What was Leo going to do to Tori? Drag her up here with the shotgun and threaten to blow a hole in her stomach if he didn’t drink? What would he do? Would Leo really kill her? And if he didn’t drink, what was keeping Leo from putting a shotgun blast in his head? He was screwed either way.

The fog tried to overtake his head again. Part of him wanted to give in, to simply close his eyes and fall to sleep. But he had to fight. Before Leo came back he had to figure out what to do.

Footsteps sounded behind him. Too light for Abbadelli. He twisted his head. Jason! The boy fell to his knees and attacked the knots in the ropes.

“He’s going to kill them, just like he killed those other women. I knew he’d done it. I should have gone to the police right away as soon as I saw those pictures, but I didn’t know what to do.” The boy’s words spilled from his mouth in a rush.

“Ahhh.” Seth let out a sigh as the rope around his waist released. Blood rushed back to his head, clearing the cobwebs. Pressure from the rope had impaired his circulation. “Where’s your gun, Jason?”

“It’s right here.” He set the black pistol on Seth’s lap as he worked on the knots around his wrists. Seth looked at the useless gun; he couldn’t feel his fingers. So close but so far.

Jason suddenly snatched the gun away.

“Jason?” The older Abbadelli’s voice came from the doorway of the cabin. Seth looked over his shoulder, feeling his blood pressure skyrocket. Cesare Abbadelli stood with his shotgun pointed at the boy. Jason had his legs planted apart and the handgun pointed at his grandfather, his finger on the trigger.

Holy crap.

“Put the gun down, boy,” Abbadelli ordered.

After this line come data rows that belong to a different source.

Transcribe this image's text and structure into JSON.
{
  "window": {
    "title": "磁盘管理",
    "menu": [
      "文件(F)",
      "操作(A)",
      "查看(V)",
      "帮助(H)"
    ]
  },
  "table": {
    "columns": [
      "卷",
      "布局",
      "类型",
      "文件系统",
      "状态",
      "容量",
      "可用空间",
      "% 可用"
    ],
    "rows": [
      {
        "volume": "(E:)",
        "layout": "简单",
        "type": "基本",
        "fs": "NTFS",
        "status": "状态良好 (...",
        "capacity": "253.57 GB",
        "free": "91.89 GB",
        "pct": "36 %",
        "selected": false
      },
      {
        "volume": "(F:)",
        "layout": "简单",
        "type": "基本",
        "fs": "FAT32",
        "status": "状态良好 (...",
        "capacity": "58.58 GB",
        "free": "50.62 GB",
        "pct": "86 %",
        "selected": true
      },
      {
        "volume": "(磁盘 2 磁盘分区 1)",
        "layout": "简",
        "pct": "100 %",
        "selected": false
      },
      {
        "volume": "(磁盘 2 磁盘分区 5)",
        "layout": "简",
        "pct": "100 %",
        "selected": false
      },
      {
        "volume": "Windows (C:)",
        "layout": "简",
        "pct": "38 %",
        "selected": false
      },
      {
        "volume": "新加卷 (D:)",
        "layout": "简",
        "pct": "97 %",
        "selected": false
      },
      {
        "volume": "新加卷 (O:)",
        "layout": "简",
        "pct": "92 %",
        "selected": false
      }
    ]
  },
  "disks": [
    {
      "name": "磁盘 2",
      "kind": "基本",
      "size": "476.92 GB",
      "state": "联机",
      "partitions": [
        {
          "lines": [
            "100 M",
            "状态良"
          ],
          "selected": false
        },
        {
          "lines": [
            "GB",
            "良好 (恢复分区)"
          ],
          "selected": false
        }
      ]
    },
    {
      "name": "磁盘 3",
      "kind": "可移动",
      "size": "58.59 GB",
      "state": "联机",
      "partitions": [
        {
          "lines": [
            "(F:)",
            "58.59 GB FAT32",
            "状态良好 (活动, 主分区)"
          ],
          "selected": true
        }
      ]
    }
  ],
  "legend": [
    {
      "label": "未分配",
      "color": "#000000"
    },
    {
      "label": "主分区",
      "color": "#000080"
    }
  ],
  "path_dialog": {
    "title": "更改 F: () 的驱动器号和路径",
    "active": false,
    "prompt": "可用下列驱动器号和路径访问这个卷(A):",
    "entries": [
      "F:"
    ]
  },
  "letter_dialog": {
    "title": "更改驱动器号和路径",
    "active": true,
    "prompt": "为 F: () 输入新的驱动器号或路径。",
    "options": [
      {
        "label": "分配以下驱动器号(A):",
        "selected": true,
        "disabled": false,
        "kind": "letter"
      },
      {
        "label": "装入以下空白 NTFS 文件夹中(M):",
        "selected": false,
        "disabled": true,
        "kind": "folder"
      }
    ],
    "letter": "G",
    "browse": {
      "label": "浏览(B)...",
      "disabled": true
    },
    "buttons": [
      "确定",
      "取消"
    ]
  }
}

Seth saw the quiver in Jason’s hands. Did the boy even know how to shoot? The old man seemed steadier on his feet than he’d been earlier. With a shotgun you didn’t really need to aim. At these close quarters, simply pointing it in the right direction would permanently take care of either him or Jason.

“No, Nonno. I won’t let you kill him.”

Seth saw the teen’s Adam’s apple bob nervously.

“I don’t plan to kill anyone.”

“But you killed those women all those years ago, didn’t you? The ones in the first circle?” Jason asked.

Abbadelli seemed to age twenty years with the question. “I had problems. Problems I couldn’t tell anyone about. I was ashamed, but I couldn’t stop myself.”

“It’s not too late,” Jason pleaded. “You can turn yourself in. You’re an old man, they wouldn’t treat you too bad.” His arms shook.

Abbadelli gave a harsh laugh. “They’d fry me, boy. At my age the best thing a man can do is pick the time he decides to leave this earth. I’ve had a long life, and I regret a lot of things. But what your father has done can never be undone. The police are too close. Leo is going to have to pay for what he’s done.”

“He’s going to do it again, Nonno. He’s going to dress them in white dresses and dye Trinity’s hair black. We’ve got to stop him!”

White dresses? Tori? Like the death circles?

Abbadelli looked at Seth. The old man’s brown eyes were tired. All the spit and fire Seth had seen earlier was long gone. Abbadelli was a shell of his earlier self. “Can you stop Leo?”